18 Aralık 2011 Pazar

Türkiye'de Gıda Mühendisliği ve Halk Sağlığı


Gıda mühendisleri tıpkı KPSS'de başarılı olduğu gibi , aldıkları eğitimle halkımızın sağlıklı ve güvenilir gıda tahsisinde başarı göstereceğine gönülden inanıyorum.

Gıda sanayinde diğer meslek gruplarına göre daha deneyimli olan gıda mühendisleri, gıda üretiminde yapılan tahşiş , ikame maddelerinin kullanımı  ve birçok  üretim hilesini tesbit ve analizini yapacak   eğitimler aldığı için gıdaların denetiminde daha çok söz sahibi olması gerektiğini düşünüyorum. Günümüzde denetimler hem sayıca az yapılmakta ve büyük çoğunlukla kağıt üzerinde gerçekleşmektedir.

Bakanlığın biz gıda mühendislerini gözardı ettiği sürece ülkemizde gıda kaynaklı zehirlenmelerin ve üretiminde kontrolsüzce kullanılan kanserojen katkı maddelerinden ve uygun üretim koşullarının sağlanmamasından kaynaklanan kanser vakalarının sayısının artacağından emin olabilirsiniz. Bunu neye dayanarak söylüyoruz;
 Gıda sektöründe deneyim sahibiz ve tüketicilerinin görmediği  üretim koşullarına mesleğimiz gereği şahit oluyoruz. Piyasada halkın sağlığını yok sayan, sadece ama sadece üretim maliyetini nasıl düşürürüm, nasıl daha çok kar ederim  düşüncesiyle üretim yapan firma var ki, haberlerde gördüğümüz gıda zehirlenmeleri, kanser vakaları bizi şaşırtmıyor açıkcası.

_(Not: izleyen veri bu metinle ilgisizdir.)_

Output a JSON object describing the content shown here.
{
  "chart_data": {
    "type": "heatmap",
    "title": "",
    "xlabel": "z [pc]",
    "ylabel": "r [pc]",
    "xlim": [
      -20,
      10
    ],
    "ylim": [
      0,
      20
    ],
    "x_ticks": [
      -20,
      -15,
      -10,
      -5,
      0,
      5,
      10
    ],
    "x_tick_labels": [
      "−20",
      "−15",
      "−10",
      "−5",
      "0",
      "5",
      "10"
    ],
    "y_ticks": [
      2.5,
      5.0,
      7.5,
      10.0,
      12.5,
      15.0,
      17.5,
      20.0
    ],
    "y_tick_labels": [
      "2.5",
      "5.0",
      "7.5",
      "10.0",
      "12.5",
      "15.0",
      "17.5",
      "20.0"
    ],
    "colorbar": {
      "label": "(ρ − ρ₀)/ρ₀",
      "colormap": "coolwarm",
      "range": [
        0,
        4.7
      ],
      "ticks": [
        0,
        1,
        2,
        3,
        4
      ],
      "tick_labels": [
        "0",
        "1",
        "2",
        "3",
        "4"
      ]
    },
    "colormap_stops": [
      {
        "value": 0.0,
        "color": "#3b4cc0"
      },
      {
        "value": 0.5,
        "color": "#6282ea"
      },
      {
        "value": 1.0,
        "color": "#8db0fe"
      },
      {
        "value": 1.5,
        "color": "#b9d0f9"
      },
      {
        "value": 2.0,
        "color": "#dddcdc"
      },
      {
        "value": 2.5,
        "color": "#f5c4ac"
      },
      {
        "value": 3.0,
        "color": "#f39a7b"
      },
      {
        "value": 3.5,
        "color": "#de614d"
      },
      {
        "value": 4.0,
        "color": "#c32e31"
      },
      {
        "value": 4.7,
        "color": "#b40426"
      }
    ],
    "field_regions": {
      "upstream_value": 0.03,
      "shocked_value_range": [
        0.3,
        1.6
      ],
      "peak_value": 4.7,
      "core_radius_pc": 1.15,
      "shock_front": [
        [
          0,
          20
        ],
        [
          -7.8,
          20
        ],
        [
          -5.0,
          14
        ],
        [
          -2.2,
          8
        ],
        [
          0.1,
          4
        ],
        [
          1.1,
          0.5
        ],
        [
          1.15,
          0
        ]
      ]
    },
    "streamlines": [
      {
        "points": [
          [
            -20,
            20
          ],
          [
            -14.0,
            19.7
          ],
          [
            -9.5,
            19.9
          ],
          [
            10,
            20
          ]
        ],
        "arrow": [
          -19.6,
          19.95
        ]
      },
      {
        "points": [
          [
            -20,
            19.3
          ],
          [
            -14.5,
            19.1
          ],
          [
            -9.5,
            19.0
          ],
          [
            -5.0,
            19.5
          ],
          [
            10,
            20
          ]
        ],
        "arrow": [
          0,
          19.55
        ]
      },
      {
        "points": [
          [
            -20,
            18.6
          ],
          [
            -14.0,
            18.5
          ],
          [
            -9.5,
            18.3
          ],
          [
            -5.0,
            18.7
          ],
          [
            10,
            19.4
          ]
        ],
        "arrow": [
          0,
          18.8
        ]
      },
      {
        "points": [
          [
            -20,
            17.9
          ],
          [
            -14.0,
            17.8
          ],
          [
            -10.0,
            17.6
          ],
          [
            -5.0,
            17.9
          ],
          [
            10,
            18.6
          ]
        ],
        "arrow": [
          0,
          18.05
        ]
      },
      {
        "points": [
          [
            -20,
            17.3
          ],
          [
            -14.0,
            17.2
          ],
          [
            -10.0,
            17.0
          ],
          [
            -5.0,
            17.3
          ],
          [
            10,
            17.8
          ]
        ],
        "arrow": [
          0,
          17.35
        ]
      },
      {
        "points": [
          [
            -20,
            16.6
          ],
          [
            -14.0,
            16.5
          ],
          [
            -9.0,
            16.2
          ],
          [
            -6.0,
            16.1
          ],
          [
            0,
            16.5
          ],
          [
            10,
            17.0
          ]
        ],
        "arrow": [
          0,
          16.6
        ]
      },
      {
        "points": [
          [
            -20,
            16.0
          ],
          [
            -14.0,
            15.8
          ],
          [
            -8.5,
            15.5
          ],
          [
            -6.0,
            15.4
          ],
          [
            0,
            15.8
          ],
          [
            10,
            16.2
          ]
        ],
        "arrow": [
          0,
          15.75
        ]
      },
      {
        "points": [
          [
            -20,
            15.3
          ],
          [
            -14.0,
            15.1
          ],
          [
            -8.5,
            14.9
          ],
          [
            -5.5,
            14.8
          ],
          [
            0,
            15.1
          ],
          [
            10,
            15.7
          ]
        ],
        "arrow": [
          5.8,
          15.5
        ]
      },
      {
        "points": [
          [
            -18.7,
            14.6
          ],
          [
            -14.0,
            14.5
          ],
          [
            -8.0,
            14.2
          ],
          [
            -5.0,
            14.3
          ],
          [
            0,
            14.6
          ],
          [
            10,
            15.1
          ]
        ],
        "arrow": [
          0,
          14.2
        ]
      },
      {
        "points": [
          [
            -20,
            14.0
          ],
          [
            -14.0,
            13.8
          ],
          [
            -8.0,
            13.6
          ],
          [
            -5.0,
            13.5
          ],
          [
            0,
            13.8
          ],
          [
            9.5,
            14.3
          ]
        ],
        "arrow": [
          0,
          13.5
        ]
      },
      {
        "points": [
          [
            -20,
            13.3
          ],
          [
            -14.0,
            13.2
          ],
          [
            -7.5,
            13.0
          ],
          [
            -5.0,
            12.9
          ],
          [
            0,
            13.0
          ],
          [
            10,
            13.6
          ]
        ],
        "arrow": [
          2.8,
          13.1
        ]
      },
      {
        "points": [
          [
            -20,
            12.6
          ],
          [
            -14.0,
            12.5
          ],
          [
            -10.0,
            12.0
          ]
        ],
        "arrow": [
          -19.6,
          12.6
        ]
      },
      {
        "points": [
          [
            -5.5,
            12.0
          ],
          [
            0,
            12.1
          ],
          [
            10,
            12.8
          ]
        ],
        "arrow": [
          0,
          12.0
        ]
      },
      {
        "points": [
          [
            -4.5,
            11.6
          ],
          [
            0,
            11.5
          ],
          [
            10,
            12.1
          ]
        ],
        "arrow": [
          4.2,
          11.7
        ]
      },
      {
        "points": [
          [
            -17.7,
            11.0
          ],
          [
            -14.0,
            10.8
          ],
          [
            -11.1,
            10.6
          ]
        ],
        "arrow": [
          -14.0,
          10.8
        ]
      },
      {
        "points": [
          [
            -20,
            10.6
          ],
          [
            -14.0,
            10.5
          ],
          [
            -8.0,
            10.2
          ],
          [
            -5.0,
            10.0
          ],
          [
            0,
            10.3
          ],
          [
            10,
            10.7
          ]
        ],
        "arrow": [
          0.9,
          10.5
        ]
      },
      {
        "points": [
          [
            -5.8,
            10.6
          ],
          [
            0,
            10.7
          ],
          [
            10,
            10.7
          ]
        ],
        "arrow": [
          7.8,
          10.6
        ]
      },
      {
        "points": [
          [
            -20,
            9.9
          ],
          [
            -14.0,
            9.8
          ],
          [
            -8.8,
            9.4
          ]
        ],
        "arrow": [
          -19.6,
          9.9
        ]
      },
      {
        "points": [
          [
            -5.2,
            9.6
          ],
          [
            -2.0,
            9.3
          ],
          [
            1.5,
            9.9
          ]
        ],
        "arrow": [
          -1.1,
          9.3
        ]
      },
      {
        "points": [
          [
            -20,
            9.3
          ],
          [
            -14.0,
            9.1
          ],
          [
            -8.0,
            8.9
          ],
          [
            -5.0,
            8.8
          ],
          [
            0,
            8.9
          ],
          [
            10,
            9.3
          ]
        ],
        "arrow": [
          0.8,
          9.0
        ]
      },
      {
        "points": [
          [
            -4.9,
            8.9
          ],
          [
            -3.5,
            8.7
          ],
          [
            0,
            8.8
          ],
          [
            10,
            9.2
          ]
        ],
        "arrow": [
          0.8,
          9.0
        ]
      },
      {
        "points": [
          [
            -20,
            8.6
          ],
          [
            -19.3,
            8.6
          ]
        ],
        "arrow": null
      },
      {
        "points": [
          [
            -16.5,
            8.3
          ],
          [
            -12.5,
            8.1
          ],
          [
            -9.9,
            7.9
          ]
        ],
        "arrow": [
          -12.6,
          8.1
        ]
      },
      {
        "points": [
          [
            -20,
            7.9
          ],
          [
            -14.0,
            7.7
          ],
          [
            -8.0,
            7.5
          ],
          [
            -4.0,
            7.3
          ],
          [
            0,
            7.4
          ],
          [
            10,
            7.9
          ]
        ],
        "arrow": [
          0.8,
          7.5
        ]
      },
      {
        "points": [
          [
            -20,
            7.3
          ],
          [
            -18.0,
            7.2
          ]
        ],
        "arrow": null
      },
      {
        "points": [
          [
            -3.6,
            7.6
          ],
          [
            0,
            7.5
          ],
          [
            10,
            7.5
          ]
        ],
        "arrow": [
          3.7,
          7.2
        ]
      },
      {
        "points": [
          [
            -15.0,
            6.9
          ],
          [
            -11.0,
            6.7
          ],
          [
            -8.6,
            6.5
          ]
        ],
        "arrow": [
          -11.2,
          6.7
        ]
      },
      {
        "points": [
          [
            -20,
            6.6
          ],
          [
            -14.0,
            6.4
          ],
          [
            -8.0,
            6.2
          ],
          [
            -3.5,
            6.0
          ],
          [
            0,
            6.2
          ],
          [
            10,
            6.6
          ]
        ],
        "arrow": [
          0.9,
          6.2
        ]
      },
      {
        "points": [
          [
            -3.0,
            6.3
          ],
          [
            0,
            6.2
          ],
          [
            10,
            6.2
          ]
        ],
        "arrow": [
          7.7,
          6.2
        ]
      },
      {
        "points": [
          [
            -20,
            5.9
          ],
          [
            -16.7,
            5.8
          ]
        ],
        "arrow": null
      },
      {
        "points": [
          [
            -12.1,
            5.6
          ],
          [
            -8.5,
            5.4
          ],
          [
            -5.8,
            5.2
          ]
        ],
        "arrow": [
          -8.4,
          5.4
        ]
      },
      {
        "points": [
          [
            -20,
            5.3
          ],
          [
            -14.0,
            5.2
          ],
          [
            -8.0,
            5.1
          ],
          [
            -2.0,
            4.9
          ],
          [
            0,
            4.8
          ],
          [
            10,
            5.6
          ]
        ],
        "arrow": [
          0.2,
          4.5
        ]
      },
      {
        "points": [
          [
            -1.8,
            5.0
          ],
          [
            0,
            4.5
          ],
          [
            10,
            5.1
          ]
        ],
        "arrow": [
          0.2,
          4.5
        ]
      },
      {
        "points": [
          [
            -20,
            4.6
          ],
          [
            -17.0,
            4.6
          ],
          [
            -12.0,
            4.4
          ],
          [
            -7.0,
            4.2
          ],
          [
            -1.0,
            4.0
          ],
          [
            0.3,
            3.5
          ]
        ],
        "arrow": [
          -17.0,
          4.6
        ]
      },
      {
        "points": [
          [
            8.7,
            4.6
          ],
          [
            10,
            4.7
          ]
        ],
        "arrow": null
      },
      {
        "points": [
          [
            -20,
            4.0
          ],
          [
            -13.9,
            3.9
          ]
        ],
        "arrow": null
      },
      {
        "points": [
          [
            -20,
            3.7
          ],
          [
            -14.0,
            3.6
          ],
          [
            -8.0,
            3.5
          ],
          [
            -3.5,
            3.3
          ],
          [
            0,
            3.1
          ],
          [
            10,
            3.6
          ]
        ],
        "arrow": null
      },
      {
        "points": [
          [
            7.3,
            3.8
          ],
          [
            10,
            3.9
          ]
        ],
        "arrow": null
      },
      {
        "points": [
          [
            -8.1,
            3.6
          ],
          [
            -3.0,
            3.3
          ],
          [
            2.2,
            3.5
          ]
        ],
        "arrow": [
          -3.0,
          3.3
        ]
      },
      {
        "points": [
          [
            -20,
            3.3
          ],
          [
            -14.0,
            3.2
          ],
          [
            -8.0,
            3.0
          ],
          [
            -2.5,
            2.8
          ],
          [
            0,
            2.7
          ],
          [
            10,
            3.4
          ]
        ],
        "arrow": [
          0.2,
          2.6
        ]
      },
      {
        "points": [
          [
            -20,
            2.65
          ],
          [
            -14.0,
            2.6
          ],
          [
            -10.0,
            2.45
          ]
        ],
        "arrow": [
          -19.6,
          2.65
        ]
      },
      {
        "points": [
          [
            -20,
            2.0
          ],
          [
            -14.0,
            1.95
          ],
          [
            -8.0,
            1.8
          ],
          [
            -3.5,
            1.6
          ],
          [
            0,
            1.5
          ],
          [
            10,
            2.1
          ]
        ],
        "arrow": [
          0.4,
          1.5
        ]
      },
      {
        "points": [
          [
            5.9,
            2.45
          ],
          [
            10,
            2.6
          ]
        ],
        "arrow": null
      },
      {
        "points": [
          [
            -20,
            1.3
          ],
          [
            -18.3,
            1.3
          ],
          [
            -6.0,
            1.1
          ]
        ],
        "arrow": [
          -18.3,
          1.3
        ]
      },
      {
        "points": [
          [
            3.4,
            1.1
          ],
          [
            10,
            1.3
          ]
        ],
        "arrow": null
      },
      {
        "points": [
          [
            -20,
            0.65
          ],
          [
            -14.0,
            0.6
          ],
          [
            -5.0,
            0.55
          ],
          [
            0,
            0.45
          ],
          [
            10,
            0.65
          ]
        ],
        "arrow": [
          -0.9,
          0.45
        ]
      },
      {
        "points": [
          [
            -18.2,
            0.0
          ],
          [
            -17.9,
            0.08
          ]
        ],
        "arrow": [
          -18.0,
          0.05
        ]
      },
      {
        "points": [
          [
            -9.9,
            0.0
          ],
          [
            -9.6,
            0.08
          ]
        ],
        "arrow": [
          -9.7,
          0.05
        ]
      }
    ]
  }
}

Sizi ikna etmek için  somut bir örnek vereyim isterseniz: üç ay gibi çok kısa bir süre çalıştığım  x firmasında  , yurtdışına ihracat yaptıkları y ürünü ile ilgili ingilizce yazılmış  müşteri şikayetlerinin olduğu bir mail geldi,  firma sahibinin ingilizcesi olmaması sebebiyle bu yazıyı çevirmemi istediler.Yazıda  y ürünün ekşiliğinin çok fazla olduğunu ve aldıkları ürünü geri iade etmek istediklerini yazıyordu. Bu müşteri şikayetinin çözümü için yaptığım araştırmada y ürününe maliyeti düşürmek amacıyla y ürününe üçte iki oranında  z ürünü  katıldığını ve ürünün %100 doğal  y ürünü olarak satıldığını tesbit ettim. Yaptığım analizlerde de kansorejen madde olarak bilinen z  değerinin limit değerinin yaklaşık 10 katının olduğunu  gördüm. Kısacası  bu vakada gıda mühendisi olarak dahi yapılan tağşişin farkına varmada zorluk çekerken tüketicinin nasıl tükettiği gıdadan emin olabileceğini tahmin edemiyorum. Şunu da eklemek istiyorum firma yapılan bu tağşişten hiçbir cezai hüküm görmeyip, ayıplı mallarını yurt içinde pazarlamıştır.Halkımız evinde bu analizleri yapamayacağı ve denetimlerinin yetkili ve konusunda uzman kişiler tarafından yapılmadığı için z maddesini tüketen halkımız kanser olmaktan kurtulamayacağını üzüntüyle belirtmek isterim.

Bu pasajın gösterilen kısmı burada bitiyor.